There’s a difference between showing impact metrics by the numbers versus impact metrics by their relationship to your long-term goals. Vanity impact numbers do not suffice because they don’t provide me with a comprehensive understanding of how your organization is having a real impact on the problem you are addressing. It is important to link your short term outputs back to your long term outcomes because it shows me how your work can produce deep and lasting impact. This information is important to me as an evaluator, as well as a donor that’s looking to understand whether your work is worth the investment.
Take a look at Possible Health. They are working to improve the healthcare system in Nepal. Not only do they state the number of clinical services performed on a quarterly basis, but they show how those KPIs trace back into their long-term goals of increasing access to surgery access, equity, and safe births.
5. Concise and Powerful Messaging
When writing website copy, your number one goal should be helping readers quickly grasp what your organization is doing while avoiding buzzwords. This way your model does not come across as a blanket approach to the problem at hand, especially to those who have read through hundreds of grant applications already. By breaking it down into concepts I can grasp, but also going further to explain it, I can quickly internalize how comprehensive your approach is. It is also helpful in keeping potentials, donors, funders, and myself, engaged.
For example, Build works to “Build Entrepreneurship, Build Exploration, and Build Experience.” They do a great job of breaking down that high-level terminology into specifics to show what it actually means and entails.
There is an increasing amount of dialogue about innovation, transparency, and impact measurement that the social sector is experiencing. And with an increasing amount of dialogue comes not only an expectation but a demand for nonprofits to deliver on those expectations. More and more progressive donors, funders, and supporters are frequently looking for a display of this type of information.

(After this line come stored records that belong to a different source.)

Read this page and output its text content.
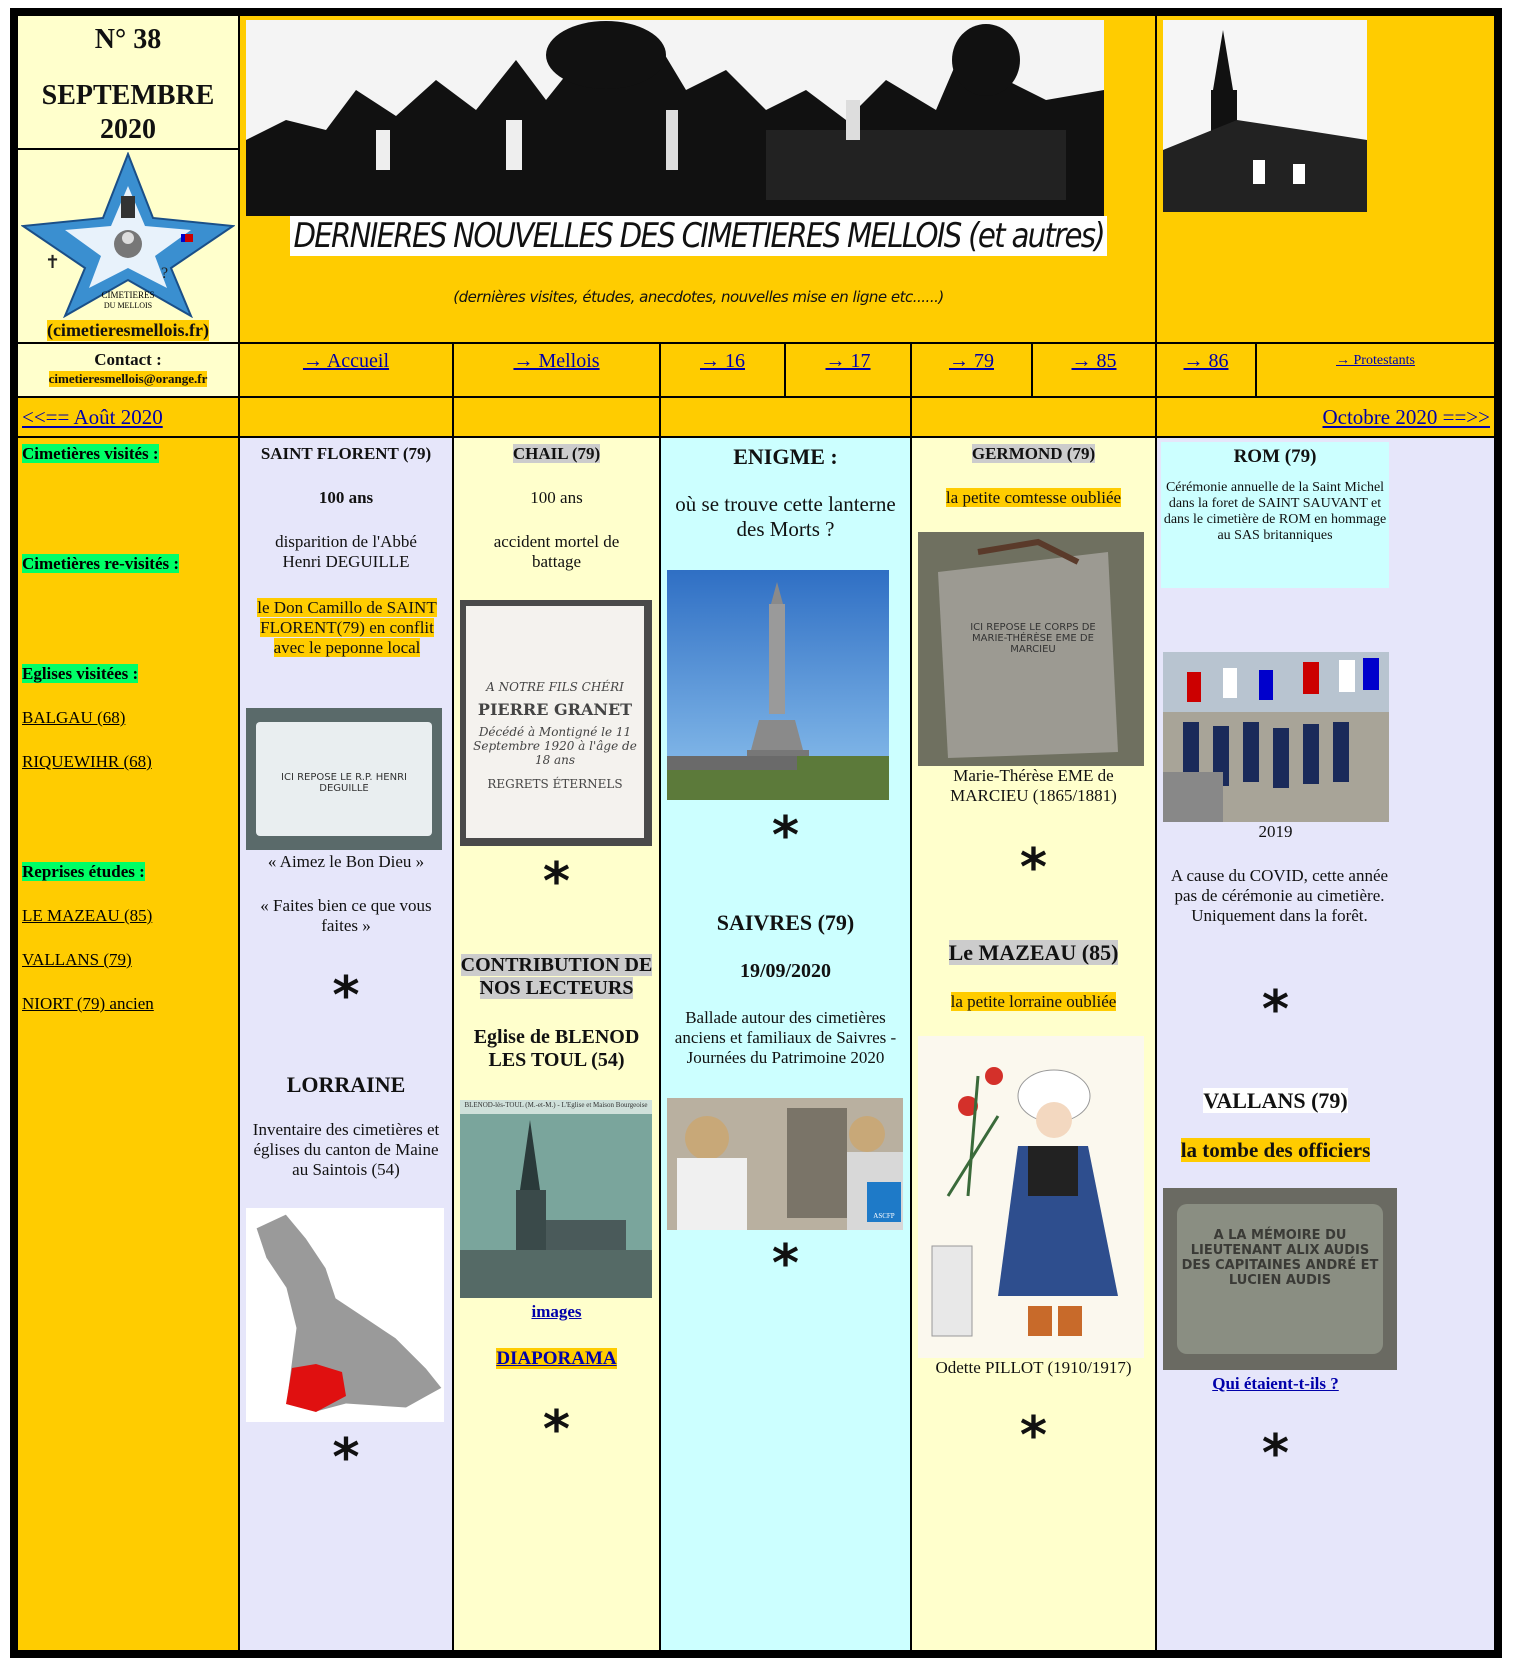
N° 38
SEPTEMBRE
2020
CIMETIERES
DU MELLOIS
✝
?
(cimetieresmellois.fr)
DERNIERES NOUVELLES DES CIMETIERES MELLOIS (et autres)
(dernières visites, études, anecdotes, nouvelles mise en ligne etc......)
Contact :
cimetieresmellois@orange.fr
→ Accueil	→ Mellois	→ 16	→ 17	→ 79	→ 85	→ 86	→ Protestants
<<== Août 2020	Octobre 2020 ==>>
Cimetières visités :
Cimetières re-visités :
Eglises visitées :
BALGAU (68)
RIQUEWIHR (68)
Reprises études :
LE MAZEAU (85)
VALLANS (79)
NIORT (79) ancien
SAINT FLORENT (79)
100 ans
disparition de l'Abbé Henri DEGUILLE
le Don Camillo de SAINT FLORENT(79) en conflit avec le peponne local
ICI REPOSE LE R.P. HENRI DEGUILLE
« Aimez le Bon Dieu »
« Faites bien ce que vous faites »
*
LORRAINE
Inventaire des cimetières et églises du canton de Maine au Saintois (54)
*
CHAIL (79)
100 ans
accident mortel de battage
A NOTRE FILS CHÉRI
PIERRE GRANET
Décédé à Montigné le 11 Septembre 1920 à l'âge de 18 ans
REGRETS ÉTERNELS
*
CONTRIBUTION DE NOS LECTEURS
Eglise de BLENOD LES TOUL (54)
BLENOD-lès-TOUL (M.-et-M.) - L'Eglise et Maison Bourgeoise
images
DIAPORAMA
*
ENIGME :
où se trouve cette lanterne des Morts ?
*
SAIVRES (79)
19/09/2020
Ballade autour des cimetières anciens et familiaux de Saivres - Journées du Patrimoine 2020
ASCFP
*
GERMOND (79)
la petite comtesse oubliée
ICI REPOSE LE CORPS DE MARIE-THÉRÈSE EME DE MARCIEU
Marie-Thérèse EME de MARCIEU (1865/1881)
*
Le MAZEAU (85)
la petite lorraine oubliée
Odette PILLOT (1910/1917)
*
ROM (79)
Cérémonie annuelle de la Saint Michel dans la foret de SAINT SAUVANT et dans le cimetière de ROM en hommage au SAS britanniques
2019
A cause du COVID, cette année pas de cérémonie au cimetière. Uniquement dans la forêt.
*
VALLANS (79)
la tombe des officiers
A LA MÉMOIRE DU LIEUTENANT ALIX AUDIS DES CAPITAINES ANDRÉ ET LUCIEN AUDIS
Qui étaient-t-ils ?
*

If correctly articulated, I strongly believe that the five key points above help display not only the capabilities of a Classy Award Finalist, but a leader in the sector as well. By clearly and openly talking about your organization’s problem, strategy, operations, results, and growth on your nonprofit website, you demonstrate your organization’s ability to be more innovative, transparent, and impact driven. It will shape the way progressive donors view you and show us how you are best suited to further influence that dialogue in which the sector needs. And it will help me better assess your qualification for a Classy Award—one of the most prestigious awards for recognizing excellence in social innovation.